Exhibition of paintings by artists Djordje Vujičić entitled "I had a dream that was not a dream" opened on Monday in Podgorica.
Held in the Podgorica Gallery "Art", the exhibition can be considered a complete success due to the large number of visitors, which showed that Vujičić is a master of his craft, and that in Montenegro there is still a combination of originality with aesthetic quality.
The realism of oil on canvas combined with strong dreamlike and surreal narrative visions along with strikingly bright and vivid colors give the paintings a unique touch. Questioning human morality is a common theme in art, but Vujičić approaches these themes entirely from a unique aesthetic point of view, which puts him in a special class of quality.
Curator Aleksandra Butorović, commenting on the title of the exhibition, which is a verse by the great English poet Lord Byron, explains that this almost archetypal thought represents the backbone of human experience.
"Such a thought, almost archetypal, expresses this premise as the backbone of the structure of human experience in its uniqueness and the core of man who, despite his efforts to oppose the apocalyptic age in which he lives ambiguously, still retains the need to chart his existence in the form of survival," she said.
Butorović explains that the first segment of the exhibition represents a realistic exploration depicted through portrait installations, while the second segment presents post-apocalyptic visions of man's search for elements of humanity.
“The first segment of Đorđije's research is reflected in exceptionally stylish and realistically presented portrait installations, sometimes with suppressed grief and subtle glances, and most often with piercing blue eyes, while the author sublimates the entire spectrum of existential mechanisms, from the absurdity of basic despair to the presence of blissful calm. Each clearly defined wrinkle in the form of an inscribed feature on the faces of these portraits finds its own specific form and necessarily emphasizes the aspect of material density in the process of shaping, thus reflecting each intriguing life path reflected in the sphere of composition. In the second, conceptually more extensive separate segment, Đorđije presents another motif narrative, which in principle contains the belief that, conditionally speaking, through a prophetic painterly gesture, the idea of man can be transposed in an imagined post-apocalyptic context, while simultaneously searching for those elements of humanity that are, through generational memory, his line of authentic heritage,” she explains.
Vujičić told "Vijesti" that Montenegro is still the country where realism is the closest direction, adding that portraits offer him insight into his inner life.

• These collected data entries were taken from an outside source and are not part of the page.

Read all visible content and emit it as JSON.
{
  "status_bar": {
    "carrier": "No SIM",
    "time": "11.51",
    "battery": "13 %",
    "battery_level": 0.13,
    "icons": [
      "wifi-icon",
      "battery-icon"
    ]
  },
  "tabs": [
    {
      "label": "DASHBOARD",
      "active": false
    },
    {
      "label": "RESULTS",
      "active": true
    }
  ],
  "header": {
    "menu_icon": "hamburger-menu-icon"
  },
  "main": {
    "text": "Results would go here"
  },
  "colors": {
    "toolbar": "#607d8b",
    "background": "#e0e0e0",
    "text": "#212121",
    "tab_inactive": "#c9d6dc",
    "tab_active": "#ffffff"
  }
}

"I think that Montenegro, as a country of artists, cherishes this realistic image even more than abstraction. Abstraction is something we get used to, but realism is still the closest thing to us, because we believe the most, no matter how much the sense of sight is not so perfect and that a good part of some misinterpretations can be had based on that sense through which we receive perhaps more than 90 percent of impressions, but that inner life that portraits offer me, because I don't like to decide so easily on a certain image to do it. So there has to be something in that portrait, something primal, pure, for it to find a place on my canvas," he said.
Vujičić adds that he chose oil paints on canvas as the technique for these paintings because it offers great potential in terms of realistic depictions.
"As for the technique I work with, oil paint on canvas allows me the greatest degree of realism. Because with oil paint you can create skin that is both dry and wet, and all those nuances that you can't with some acrylic paints. That's why I always try to choose a technique with which I can achieve the greatest degree of realism, if that's important to me," he adds.
Vujičić says that with his paintings he wants to provoke numerous existential questions in the viewer about their future, as well as their moral position.
"Just for people to question whether they know everything well and whether they are the most important thing to themselves, whether there is a need to look at our past in the rearview mirror and whether the future will make us better people," says Vujičić.